Her new and brazen attitude was incredibly arousing. He had never imagined his sweet Rosamund would be so bold and forthright. She had always welcomed his advances, lying contentedly beneath him, taking her full share of their pleasure in each other but doing little else. He felt himself harden with amazing rapidity. For a moment he closed his eyes and simply enjoyed the sensation, but then he opened his eyes again and reached out to tease at her little love jewel with a fingertip, and finding her already wet with her own lust he laughed aloud. His fingers tightened about her waist, lifting her up, then lowering her so that she was impaled upon him. He groaned as her warmth surrounded him, struggling to gain a firmer control over his own desire.
He slid so easily into her sheath, and Rosamund’s tongue encircled her dry lips, moistening them. Bracing herself with her hands, she leaned back, shamelessly enjoying the full length of him. Then, her thighs tightening about him, she began to ride him, slowly at first, but as their excitement mounted she plunged faster and faster until she could not restrain the little cries of pleasure that leapt from her throat. Suddenly Owein gave a great cry, and she felt his juices thundering into her own eager body. She collapsed upon his broad chest, suddenly exhausted and close to tears. They had finally made a son! She knew it!
His arms wrapped about her. “’Tis a bold baggage you are, Rosamund, my bonny wife. I love you.”
“I know,” she responded. “Is it not fortunate that I love you as well, my Owein?”
He felt her tears upon his chest and smiled to himself. He did not care if she ever gave him a son. He was content just to be with her. His sweet rose. His own true lovey. She had fallen asleep atop him, and he gently rolled her onto the mattress, drawing the coverlet up over them both, still smiling as he looked down at her. She was so fair. He could understand the prince wanting to seduce her all those years ago. He had wanted to seduce her, too, if the truth be known, but his own code of chivalrous behavior would not allow him to dishonor an innocent girl. Any girl. Owein closed his eyes and drifted into sleep. Thanks to the kindness of the Queen of the Scots and her grandmother, he had been given the fair Rosamund, and for that he would always be grateful.
By Lammastide Rosamund knew she was again with child, and this time her confinement was very different. For several months her belly was extremely sensitive to everything, but especially to the smell of roasting meat. The slightest odor would cause her to disgorge whatever was in her stomach. And then as suddenly as her sickness had begun she was fine once more. But she was growing larger with each day. She had never been quite so big with her girls, but then this, she assured everyone, was her first lad. And he would be named Hugh after her second husband, she reminded them.

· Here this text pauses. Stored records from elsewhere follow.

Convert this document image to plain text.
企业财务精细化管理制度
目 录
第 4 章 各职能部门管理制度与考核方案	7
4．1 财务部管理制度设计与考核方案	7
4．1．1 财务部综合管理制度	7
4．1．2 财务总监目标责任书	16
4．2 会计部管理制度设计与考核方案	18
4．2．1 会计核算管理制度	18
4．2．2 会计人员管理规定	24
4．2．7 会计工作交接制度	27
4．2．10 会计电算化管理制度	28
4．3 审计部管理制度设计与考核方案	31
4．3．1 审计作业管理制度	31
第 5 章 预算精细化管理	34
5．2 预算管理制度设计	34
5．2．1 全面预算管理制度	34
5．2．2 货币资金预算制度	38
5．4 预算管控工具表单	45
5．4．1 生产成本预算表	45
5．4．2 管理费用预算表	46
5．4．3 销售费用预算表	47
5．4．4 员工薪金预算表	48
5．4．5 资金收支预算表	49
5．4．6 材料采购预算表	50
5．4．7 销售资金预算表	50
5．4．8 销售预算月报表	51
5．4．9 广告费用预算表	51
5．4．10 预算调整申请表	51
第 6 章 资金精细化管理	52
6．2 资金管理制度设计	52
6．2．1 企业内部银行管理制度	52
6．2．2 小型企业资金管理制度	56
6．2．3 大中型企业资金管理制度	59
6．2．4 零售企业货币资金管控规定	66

“Henry will not be pleased to have that memento presented him,” Edmund Bolton chuckled as they all sat in the hall, a February storm beating at the windows. The fire in the hearth crackled loudly.
“I should hardly call my son Henry,” Rosamund said, reaching for a sugared rose petal that she had put up the previous summer.
“You must have a girl’s name, too,” Maybel said.
“’Tis not a lass,” Rosamund said firmly.
“’Twill be what God wills, Rosamund,” Maybel replied. “Choose a lass’ name just in case.”
But Rosamund could not, nor did she want to. “He is Hugh,” she told them implacably.
Then several days later Rosamund went into labor.
“It is too soon!” she cried. “Oh, God! It is too soon!” She crumbled to her knees, doubled over with the terrible pains racking her.